We’re talking width. In a profile of the aviation interior consultancy LIFT Aero Design, which is working on a wider airplane-seating configuration concept called Paradym — CNN Travel asks a really important question: What if airplanes were wider?
On the surface, wider planes (and we’re talking wider as in usable interior space) could mean better seating and more spacious aisles (and fewer passengers and flight attendants bumping my shoulders, and also less overall stress due to cramped conditions). Admittedly, I wouldn’t put it past commercial airlines to take a wider plane concept and jam in more (and narrower) seats, but before we get pessimistic, we need to understand why planes are a certain width.
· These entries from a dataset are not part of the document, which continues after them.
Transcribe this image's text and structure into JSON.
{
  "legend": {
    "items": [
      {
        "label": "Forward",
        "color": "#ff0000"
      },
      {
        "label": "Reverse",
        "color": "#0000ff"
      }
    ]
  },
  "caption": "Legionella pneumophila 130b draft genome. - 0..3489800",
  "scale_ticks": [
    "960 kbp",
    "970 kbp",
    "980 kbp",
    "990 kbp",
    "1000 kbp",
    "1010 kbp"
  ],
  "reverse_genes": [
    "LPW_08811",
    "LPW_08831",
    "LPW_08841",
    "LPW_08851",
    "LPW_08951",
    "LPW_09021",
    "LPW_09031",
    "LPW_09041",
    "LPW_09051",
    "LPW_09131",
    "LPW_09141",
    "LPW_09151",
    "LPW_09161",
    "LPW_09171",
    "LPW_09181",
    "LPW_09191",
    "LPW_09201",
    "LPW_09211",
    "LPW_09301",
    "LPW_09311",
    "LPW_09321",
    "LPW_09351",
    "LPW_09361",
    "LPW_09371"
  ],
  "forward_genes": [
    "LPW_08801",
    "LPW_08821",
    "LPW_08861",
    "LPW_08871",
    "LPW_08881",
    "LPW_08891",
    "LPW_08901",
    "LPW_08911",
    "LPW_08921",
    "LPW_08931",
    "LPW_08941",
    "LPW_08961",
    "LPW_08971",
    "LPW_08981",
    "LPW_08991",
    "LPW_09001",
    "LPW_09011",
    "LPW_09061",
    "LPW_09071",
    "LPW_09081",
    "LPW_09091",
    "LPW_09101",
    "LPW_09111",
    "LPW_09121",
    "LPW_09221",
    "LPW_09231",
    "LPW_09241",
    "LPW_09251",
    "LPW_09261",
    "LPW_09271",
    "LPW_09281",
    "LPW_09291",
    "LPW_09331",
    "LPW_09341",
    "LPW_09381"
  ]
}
Basically, today’s airline seat sizing goes back to 1954 and Boeing’s 707 prototypes. And yet today’s 737 has the exact same fuselage width as a plane from nearly 70 years ago, even though, as CNN suggests, “You’ll probably note that people these days are quite a bit bigger — taller, with wider shoulders and wider hips.”
If the new normal for nonstop East Asia <> Europe flights is 15-16 hours, the economy class comfort bar will need to rise. We conceived PARADYM for the future. It's relevant right now. #PaxEx #airline #design pic.twitter.com/COVAkU7nwN
— LIFT Aero Design (@lift_aero) March 31, 2022
The Paradym concept offers wider triple seats in single-aisle planes, with 20 inches between armrests instead of the current 17-18. Every row would also have two armrests between seats instead of one.
Paradym isn’t being sold simply as a way to create more comfort for passengers, but as a “wider cabin with a single, flexible seat model.” While this means the seats could be used to create, say, a lie-flat model, it also allows the airlines to modify the seats depending on demand. As of now, there doesn’t appear to be a way to modify these to turn three comfortably wide seats into four uncomfortable ones, but we’re assuming the airlines will figure that out soon enough.